Another very interesting talk occurred with Fiona Kenshole, a cheerful English woman working with Laika Ent., the company that Nike owner Phil Knight purchased to produce animated movies, while at the same time providing a professional opportunity for his son, a very talented young animator. "Luckily," said Kenshole, "we now have more money than projects and we want to produce two movies a year, starting next year." After a screening of Moongirl, a very nice short, directed by Henry Selick, Kenshole discussed two upcoming projects for release in 2008. The first is Seleck's Coraline, a stop-motion gothic fairytale adapted from Neil Gaiman's novel. The second is the digital cartoon Here Be Monsters! adapted from the illustrated debut novel by Alan Snow, whose rights were bought by Laika last year at the International Book Fair in Bologna, after a bidding war with DreamWorks and other studios. The good news for the professionals struggling to emerge in the industry is that Laika has a lot of money to invest for the next 10 years: "We want to bring on screen mainly adaptations of literature for kids, and we are looking everywhere for good stories," assured Kenshole. "But they must not be necessarily based on books, so if there are writers or animators that have a good story, they can contact our offices."

Unable to view the making of Flushed Away, due to the absence of Aardman Animation artists, who were stranded at the airport in London due to a tornado, festival attendees were instead treated to a 20-minute preview of Nocturna, a cartoon by the Spanish company Filmax set for release in 2008. It's about a kid obsessed by the fear of darkness and accompanied in his adventure by a cat.
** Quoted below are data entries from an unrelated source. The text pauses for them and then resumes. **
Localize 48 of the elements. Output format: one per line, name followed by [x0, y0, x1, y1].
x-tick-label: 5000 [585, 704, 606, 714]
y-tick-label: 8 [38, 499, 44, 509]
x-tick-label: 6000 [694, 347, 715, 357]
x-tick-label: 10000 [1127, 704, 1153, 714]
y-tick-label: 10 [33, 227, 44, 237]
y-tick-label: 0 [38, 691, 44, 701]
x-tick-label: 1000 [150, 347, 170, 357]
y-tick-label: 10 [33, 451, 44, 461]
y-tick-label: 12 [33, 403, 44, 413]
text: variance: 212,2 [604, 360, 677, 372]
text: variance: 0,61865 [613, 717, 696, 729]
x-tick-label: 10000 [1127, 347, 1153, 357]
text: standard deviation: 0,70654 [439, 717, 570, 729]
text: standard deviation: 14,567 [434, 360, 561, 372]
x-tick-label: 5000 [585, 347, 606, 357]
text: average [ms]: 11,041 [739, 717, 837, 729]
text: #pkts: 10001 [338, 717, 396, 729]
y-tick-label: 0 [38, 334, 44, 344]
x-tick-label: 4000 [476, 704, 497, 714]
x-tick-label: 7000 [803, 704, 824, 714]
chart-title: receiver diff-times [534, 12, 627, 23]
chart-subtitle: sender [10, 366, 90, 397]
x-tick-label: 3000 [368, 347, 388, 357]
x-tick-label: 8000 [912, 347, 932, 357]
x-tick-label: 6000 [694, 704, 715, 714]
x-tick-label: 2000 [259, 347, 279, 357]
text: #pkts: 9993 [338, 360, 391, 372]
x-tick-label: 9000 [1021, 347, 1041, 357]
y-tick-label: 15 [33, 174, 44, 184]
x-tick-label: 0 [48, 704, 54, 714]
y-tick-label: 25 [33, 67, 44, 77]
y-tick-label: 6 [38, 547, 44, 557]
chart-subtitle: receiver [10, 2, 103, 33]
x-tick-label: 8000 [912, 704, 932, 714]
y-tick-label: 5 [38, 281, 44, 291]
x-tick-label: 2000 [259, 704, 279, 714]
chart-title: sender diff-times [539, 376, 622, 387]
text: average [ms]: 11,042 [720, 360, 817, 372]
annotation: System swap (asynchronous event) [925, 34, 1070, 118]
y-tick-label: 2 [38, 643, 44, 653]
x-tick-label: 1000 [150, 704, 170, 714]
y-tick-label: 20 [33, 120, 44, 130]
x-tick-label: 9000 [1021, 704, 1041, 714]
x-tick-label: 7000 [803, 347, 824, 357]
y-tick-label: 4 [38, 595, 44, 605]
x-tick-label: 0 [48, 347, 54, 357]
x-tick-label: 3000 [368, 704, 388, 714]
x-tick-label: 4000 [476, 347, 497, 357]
A cartoon that producer Paco Rodriguez, another follower of the Pixar gospel, presented as an original story that is in 2D, despite its abandonment in America. "We are not scared to go [up] against 3D movies, because we bet mainly on a good plot, while lately Hollywood showed us too many similar movies, mainly stories of funny animals, set in the neighborhood, in the woods, in the zoo and in too many other placet."

The Darkness was also the title of a videogame inspired by the comic series of the same name, and main subject of the presentation by Swedish developer Starbreeze, which will publish it next spring: a gory third-person shooter mixing elements of the Mafia movies with horror and monsters. A very funny and rousing presentation was made by Greek-born artist Miltos Manetas, who showed his paintings and videos inspired by videogame worlds, such as "the sleeping Supermario" or "the dying Lara Croft," and then talked about "neen," a term that represent an undefined generation of visual artists, expressing their ideas mainly through animations and imagery on the Internet. This was a presentation that led to an interesting debate about the intellectual property of digital information and entertainment.
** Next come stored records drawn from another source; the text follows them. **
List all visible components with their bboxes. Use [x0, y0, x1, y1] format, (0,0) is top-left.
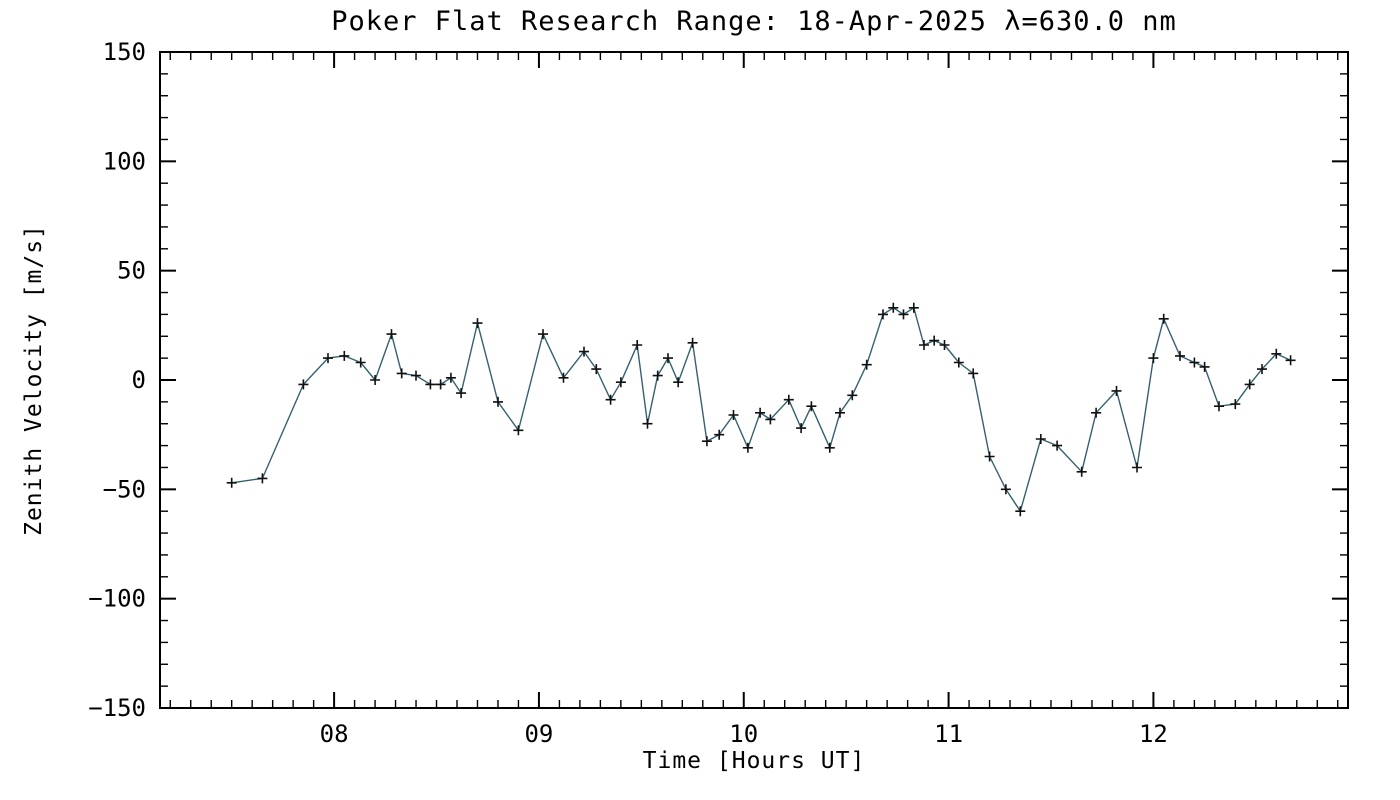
y-axis-label: Zenith Velocity [m/s]: [21, 224, 47, 536]
tick-label: 12: [1139, 720, 1168, 748]
plus-markers: [226, 302, 1296, 517]
tick-label: −100: [88, 585, 146, 613]
tick-label: 50: [117, 257, 146, 285]
tick-label: −50: [103, 475, 146, 503]
tick-label: 09: [524, 720, 553, 748]
tick-label: 0: [132, 366, 146, 394]
tick-label: 08: [320, 720, 349, 748]
x-axis-label: Time [Hours UT]: [642, 748, 866, 774]
tick-label: 10: [729, 720, 758, 748]
plot-frame: [159, 51, 1349, 709]
tick-label: −150: [88, 694, 146, 722]
tick-label: 11: [934, 720, 963, 748]
chart-title: Poker Flat Research Range: 18-Apr-2025 λ…: [331, 6, 1177, 37]
tick-label: 150: [103, 38, 146, 66]
data-line: [231, 307, 1291, 512]
tick-label: 100: [103, 147, 146, 175]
Marco Consoli is a freelance journalist who writes about movies, animation and videogames for Corriere della Sera, the prestigious Italian newspaper, and for magazines such as Ciak, Jack, L'Espresso. He's particularly passionate about visual effects, which he has written about for 10 years for numerous Italian magazines. He is 35 and lives between Milan and Venice. In his spare time, he updates his blog about upcoming movies.